He tends his flock like a shepherd: He gathers the lambs in his arms and carries them close to his heart;
he gently leads those that have young
. {Isaiah 40:11}

11 May 2011

Short and Sweet {Tea, that is}

In our family, few things are as refreshing on hot days as sweet tea.
Yes, we Northerners get excited enough about sweet tea to talk about it like it's not part of our way of life.
Silly, I know.
Hubs LOVES Mc-E-Dee's sweet tea though we are both partial to Chick-Fil-A's brew.
{oh, chick-fill-uh... we miss you! ... waffle fries...}
ANYWAY... the stinker about both of those recipes is that they're IN-SANELY sweet. Like, crazy, you can chew it, sweet.
At home, we tone it down a lot.
My mom taught me to make it with 2 cups of sugar per gallon.At this point you still need to brush your teeth after consuming.
Since I've been working to cut WAY back on the sugar consumption of our family I weaned us down to 1 cup per gallon last year and even less this year.
So here's how we do it...

For one gallon of tea, open, de-tag, and tie together 5 Lipton tea bags (I guess you could use whatever tea you like, flavored or fancy but I definitely do not recommend Red Rose tea for this. We find it just plain yucky!)
Boil approximately 4 cups of water and pour into your pitcher.
Add 3/4 c refined sugar. {If you use organic sugar or sugar in the raw, you'll need more as "natural" sugars tend to be less sweet than refined. I would imagine the same goes for Rapedura or Sucanat though I've never tried them.}
Stir until sugar is dissolved and let steep for at least 5 minutes.

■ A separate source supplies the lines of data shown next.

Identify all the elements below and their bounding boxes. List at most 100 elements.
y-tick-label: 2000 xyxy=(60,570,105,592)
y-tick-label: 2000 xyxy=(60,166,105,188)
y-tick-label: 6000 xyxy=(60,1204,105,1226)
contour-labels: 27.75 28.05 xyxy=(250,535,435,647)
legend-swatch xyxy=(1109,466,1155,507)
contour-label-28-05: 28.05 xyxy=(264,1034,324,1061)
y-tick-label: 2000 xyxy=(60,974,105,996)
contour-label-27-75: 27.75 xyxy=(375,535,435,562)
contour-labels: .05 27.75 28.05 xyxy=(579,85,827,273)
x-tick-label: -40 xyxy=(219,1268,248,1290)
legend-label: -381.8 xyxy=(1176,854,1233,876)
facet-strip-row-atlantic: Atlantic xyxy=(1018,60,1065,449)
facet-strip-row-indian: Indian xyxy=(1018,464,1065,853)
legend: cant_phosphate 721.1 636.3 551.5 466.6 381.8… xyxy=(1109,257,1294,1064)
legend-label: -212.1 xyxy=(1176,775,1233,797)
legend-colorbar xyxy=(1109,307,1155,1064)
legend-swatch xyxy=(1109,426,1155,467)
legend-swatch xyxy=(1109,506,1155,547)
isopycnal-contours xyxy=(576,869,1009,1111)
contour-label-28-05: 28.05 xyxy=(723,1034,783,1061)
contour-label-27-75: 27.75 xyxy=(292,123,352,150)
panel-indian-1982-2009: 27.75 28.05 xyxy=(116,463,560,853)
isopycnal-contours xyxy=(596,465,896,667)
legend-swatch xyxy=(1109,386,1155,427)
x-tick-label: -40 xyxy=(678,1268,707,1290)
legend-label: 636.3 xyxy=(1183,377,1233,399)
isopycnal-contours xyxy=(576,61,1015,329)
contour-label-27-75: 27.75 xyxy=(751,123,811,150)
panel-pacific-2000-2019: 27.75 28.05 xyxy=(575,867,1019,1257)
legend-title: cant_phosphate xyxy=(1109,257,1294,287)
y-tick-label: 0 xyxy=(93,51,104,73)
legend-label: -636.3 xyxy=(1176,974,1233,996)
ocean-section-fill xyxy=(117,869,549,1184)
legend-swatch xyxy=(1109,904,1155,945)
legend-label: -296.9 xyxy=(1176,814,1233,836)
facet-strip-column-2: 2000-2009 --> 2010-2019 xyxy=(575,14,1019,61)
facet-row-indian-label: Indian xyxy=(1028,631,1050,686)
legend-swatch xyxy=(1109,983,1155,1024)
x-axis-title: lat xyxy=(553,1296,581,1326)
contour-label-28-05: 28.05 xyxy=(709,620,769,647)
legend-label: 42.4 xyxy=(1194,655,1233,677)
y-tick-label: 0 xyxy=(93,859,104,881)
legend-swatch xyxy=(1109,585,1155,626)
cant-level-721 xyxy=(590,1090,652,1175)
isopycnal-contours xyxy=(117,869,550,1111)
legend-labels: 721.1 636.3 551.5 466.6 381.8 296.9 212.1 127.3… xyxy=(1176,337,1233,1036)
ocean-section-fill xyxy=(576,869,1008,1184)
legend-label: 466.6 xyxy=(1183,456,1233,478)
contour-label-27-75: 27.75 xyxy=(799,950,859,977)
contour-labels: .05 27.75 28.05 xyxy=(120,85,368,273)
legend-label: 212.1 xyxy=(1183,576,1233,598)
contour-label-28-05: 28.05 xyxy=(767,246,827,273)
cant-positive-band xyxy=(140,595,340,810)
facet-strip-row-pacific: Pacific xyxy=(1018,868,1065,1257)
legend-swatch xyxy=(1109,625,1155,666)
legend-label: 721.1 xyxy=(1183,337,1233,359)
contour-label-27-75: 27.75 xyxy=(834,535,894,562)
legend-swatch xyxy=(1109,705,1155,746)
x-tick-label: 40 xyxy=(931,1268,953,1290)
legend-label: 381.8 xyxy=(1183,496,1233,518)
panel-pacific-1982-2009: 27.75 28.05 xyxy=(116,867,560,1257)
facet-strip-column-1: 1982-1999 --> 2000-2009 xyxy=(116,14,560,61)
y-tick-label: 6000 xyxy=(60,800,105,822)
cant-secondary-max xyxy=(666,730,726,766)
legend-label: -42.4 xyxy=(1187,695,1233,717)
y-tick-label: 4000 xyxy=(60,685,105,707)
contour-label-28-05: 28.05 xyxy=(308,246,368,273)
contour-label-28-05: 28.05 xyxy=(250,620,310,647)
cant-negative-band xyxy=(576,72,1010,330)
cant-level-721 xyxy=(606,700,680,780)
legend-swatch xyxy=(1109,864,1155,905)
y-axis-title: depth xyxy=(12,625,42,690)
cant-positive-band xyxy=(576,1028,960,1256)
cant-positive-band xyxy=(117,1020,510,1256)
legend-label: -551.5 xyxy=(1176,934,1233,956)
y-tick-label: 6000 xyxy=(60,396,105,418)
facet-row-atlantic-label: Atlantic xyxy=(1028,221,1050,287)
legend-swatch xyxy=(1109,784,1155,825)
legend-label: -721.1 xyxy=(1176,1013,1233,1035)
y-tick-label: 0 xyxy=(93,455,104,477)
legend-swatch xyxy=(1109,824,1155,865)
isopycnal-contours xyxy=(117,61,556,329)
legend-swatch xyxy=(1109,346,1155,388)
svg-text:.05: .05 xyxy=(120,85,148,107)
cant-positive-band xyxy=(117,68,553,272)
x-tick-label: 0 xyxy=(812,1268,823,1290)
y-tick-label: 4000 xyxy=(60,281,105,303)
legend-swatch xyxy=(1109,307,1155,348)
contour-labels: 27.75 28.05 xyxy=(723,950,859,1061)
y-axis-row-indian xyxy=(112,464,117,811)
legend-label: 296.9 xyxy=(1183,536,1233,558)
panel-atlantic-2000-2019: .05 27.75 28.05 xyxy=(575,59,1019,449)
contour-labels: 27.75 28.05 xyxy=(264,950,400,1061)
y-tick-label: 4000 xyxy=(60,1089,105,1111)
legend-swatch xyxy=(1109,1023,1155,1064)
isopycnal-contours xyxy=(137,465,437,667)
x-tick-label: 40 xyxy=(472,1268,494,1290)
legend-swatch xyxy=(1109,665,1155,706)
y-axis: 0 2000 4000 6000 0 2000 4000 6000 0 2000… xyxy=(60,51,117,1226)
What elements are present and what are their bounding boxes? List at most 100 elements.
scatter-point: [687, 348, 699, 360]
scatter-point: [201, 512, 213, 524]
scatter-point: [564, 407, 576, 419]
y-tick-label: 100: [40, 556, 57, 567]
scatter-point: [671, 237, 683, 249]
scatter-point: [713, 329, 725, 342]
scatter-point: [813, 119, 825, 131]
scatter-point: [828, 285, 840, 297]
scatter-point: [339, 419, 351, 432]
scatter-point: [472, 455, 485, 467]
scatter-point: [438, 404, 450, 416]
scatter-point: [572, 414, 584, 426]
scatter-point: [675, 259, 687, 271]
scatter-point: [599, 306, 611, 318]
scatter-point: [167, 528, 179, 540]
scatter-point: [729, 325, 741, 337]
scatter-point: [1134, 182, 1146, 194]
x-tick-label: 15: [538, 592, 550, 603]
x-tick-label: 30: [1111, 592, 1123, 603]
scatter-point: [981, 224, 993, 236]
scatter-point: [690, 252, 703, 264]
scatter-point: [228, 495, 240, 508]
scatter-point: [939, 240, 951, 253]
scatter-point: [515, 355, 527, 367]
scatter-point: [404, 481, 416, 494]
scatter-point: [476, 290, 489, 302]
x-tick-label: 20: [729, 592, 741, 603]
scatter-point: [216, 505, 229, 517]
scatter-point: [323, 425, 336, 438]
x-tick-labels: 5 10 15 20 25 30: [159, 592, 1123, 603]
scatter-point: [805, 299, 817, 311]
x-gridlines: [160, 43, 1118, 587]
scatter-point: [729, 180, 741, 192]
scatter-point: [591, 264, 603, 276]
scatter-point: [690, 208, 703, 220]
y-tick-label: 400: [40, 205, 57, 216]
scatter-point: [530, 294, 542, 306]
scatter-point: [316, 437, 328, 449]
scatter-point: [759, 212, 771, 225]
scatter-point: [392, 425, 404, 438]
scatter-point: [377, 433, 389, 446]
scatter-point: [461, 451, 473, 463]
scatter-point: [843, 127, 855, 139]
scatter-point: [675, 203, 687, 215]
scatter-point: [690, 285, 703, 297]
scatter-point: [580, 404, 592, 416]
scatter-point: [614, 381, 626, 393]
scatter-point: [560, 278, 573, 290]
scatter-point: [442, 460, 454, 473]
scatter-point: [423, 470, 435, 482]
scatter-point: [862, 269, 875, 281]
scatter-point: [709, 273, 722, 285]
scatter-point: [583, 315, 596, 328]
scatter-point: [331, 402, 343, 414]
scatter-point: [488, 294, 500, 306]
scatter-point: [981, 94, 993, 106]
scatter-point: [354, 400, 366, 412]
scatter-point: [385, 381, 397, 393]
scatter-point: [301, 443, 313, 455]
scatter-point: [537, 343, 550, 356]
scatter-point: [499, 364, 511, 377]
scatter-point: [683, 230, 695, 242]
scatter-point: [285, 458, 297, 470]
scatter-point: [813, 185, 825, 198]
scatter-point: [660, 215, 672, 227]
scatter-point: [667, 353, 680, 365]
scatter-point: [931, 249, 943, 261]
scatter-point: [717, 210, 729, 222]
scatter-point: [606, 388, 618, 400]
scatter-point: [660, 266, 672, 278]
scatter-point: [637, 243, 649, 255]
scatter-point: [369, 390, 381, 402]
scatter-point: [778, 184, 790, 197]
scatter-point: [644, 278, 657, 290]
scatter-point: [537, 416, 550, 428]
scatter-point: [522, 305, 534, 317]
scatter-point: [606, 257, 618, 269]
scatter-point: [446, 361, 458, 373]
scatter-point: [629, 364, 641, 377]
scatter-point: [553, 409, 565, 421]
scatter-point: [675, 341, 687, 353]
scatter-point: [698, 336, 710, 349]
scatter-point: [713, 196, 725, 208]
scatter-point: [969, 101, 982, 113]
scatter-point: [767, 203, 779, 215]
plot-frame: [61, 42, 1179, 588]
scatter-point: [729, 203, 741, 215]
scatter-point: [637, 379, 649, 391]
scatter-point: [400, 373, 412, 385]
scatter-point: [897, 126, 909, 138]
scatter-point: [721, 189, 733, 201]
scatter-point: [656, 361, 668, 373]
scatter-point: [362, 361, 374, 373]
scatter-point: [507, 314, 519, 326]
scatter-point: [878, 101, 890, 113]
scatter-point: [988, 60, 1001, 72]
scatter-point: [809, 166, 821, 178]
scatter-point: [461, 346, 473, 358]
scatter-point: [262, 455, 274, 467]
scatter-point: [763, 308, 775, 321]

I usually forget and leave it for at least half an hour.
Remove bags and squeeze out excess water.
Add enough cold water to fill the pitcher and chill in the fridge for a couple of hours or add ice and serve immediately.

1 comment:

  1. My husband is from Arkansas and has taken a liking to sweet tea as of late. He uses lipton, too. I'm more of a coffee girl, but the tea is growing on me.